The Recycled Garden at the Garden World Spring Festival in Muldersdrift demonstrates how rusted metal objects collected from scrapyards can be used to enhance a garden. This may seem an unlikely choice of garden accessory, but just think how fashionable “rust-effect” urns and containers have been in recent years.
Designed and constructed by HP Plants in conjunction with do-ityourself expert Riaan Venter (TV’s Die Nutsman), The Recycled Garden also features stepping stones made from old ploughshares and multiple-tier planters made from old tyres.
In a time of economic recession, reusing items, rather than splashing out on new garden decor, makes good financial sense as well as being good for the environment.
Garden environmentalist Beverley Ballard-Tremeer offers ideas for your garden that will save money and help reduce waste.
Make a compost heap: All garden waste and most kitchen waste can be used to make your own nutrient-rich garden compost.
Old pallets: Use four pallets on their edges for the sides of a compost box. Tie them together with wire or strong plastic string. When the compost is ready, undo the string and take out the compost.
Old tyres: Use them to hold mulch in place around fruit and other trees, to make raised vegetable beds and to make a garden swing for children.
An old toolbox: Will make a great container garden. Punch holes in the bottom to create drainage.
Wine bottles: Use upside-down as an edging for a border, embed them in a garden wall as an artwork, create a glass bench or incorporate wine bottles into an imaginative water feature.
Plastic ice cream boxes or milk bottles: Cut them up to make labels for your seedling trays. Or punch holes in the bottom and use as seed trays.
Laddered pantyhose: Make into strips to tie up dahlias and other plants that need to be attached to stakes.

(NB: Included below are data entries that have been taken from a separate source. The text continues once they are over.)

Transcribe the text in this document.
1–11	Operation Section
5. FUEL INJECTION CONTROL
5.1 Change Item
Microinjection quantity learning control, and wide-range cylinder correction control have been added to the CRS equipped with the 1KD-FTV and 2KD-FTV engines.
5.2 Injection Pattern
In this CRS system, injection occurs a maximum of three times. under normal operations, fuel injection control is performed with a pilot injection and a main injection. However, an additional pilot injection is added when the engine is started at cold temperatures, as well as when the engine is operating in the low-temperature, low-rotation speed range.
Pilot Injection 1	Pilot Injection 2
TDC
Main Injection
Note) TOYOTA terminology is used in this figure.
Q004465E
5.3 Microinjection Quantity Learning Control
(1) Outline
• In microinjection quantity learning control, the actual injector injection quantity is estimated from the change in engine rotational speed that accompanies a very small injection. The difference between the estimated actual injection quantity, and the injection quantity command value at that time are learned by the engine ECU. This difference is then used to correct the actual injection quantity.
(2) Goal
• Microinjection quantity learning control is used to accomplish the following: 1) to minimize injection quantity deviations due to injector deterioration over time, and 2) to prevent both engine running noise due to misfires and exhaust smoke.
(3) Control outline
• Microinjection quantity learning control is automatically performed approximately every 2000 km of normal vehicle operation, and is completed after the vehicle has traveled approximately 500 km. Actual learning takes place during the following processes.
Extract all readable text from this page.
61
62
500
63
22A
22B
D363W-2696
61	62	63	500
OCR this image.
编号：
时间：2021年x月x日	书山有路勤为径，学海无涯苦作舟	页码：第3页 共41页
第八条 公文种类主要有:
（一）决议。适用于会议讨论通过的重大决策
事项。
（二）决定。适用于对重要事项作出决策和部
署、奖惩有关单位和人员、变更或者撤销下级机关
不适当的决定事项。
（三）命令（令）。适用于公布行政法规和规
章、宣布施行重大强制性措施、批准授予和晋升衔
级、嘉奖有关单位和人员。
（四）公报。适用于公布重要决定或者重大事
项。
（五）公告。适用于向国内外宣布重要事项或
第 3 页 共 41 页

Egg boxes: Cardboard ones can be added to the compost heap or used as seed trays. Use plastic boxes to grow seeds – make sure to first punch a hole in the bottom of each indentation for drainage.
Egg shells: Add to the compost heap or crush and place around plants to ward off snails – snails loathe crawling over a rough surface.
Milk containers: Cut the bottom and top off and place the remaining section around seedlings.
RUST-IC EFFECT: A ‘recycled’ garden by do-it-yourself TV celebrity Rian Venter makes creative use of scrapyard items. The striking plants complement the boldness of the garden décor.